Due to the covid 19 pandemic, there are a lot of different scammers. Therefore, I decided to install cell phone tracker https://www.hoverwatch.com/ on my children's smartphones. With its help, I always know where my children are, their Internet activity and SMS correspondence.

Carol Cassara

I am astonished by how many scams there are, and despite publicity, andlots of it, people still are taken advantage of. Awful.

Meryl

I find the most annoying are calls about renewing my car's warranty. They don't stop. I know people who get those calls who no longer have a car.

Rita

It's just out of control. Consumers need to pay attention, get educated about this, and tell these scammers to go jump in the lake.
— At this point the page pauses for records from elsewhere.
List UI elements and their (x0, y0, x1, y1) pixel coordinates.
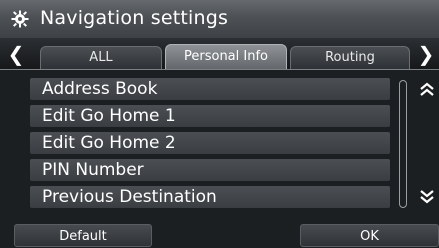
tab-routing[interactable]: Routing (290, 46, 410, 69)
list-item-pin-number[interactable]: PIN Number (30, 159, 390, 181)
chevron-right-icon[interactable]: ❯ (416, 40, 436, 68)
list-item-address-book[interactable]: Address Book (30, 78, 390, 100)
page-title: Navigation settings (40, 7, 229, 29)
tab-all[interactable]: ALL (40, 46, 162, 69)
list-item-edit-go-home-1[interactable]: Edit Go Home 1 (30, 105, 390, 127)
scrollbar[interactable] (399, 80, 407, 208)
default-button[interactable]: Default (14, 224, 152, 247)
title-bar: Navigation settings (0, 0, 439, 39)
double-chevron-down-icon[interactable] (418, 186, 436, 206)
ok-button[interactable]: OK (300, 224, 439, 247)
list-item-edit-go-home-2[interactable]: Edit Go Home 2 (30, 132, 390, 154)
chevron-left-icon[interactable]: ❮ (6, 40, 26, 68)
list-item-previous-destination[interactable]: Previous Destination (30, 186, 390, 208)
gear-icon (11, 10, 29, 28)
tab-divider (0, 69, 439, 70)
double-chevron-up-icon[interactable] (418, 80, 436, 100)
tab-strip: ❮ ALL Personal Info Routing ❯ (0, 38, 439, 70)
tab-personal-info[interactable]: Personal Info (165, 44, 287, 69)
I used to feel bad about hanging up on people, especially charities, but now I hang up right away. Except a few times when I want to see what the pitch is so I can write about it.

Laurie Stone

Sigh. There will always be those wanting to take from us. Thanks to your site for helping us navigate through these choppy waters.

Baby_boomster

It's amazing what people will do to bilk others for money. You have to be so careful. Tip: Don't post your vaccine card on social media.

Jennifer

Working for a bank, it's scary to realize how many people fall for phone scams. If someone tells you to go buy a gift card for any reason at all...DON'T. It's a scam. If someone calls and says they want to put money on your debit card...DON'T give them your debit card number. If some calls and says they are from the police department and there is an outstanding warrant and you need to pay a fine...DON'T give them your debit card number, instead, tell them you will go to the Police department yourself to pay the fine. In fact, DON'T give out any number, (debit, social, account, etc.) to anyone who calls you. They are ALL scammers.

Rita

Good advice, Jennifer. DON'T, with capital letters. I was surprised that so many people, 2.2 million, continue to fall for these scams. The patterns, that you've described above, are so clear, and they're used over and over again. As the consumer protection people say, the basic scams are just adapted to what's in the news, the latest being the coronavirus pandemic.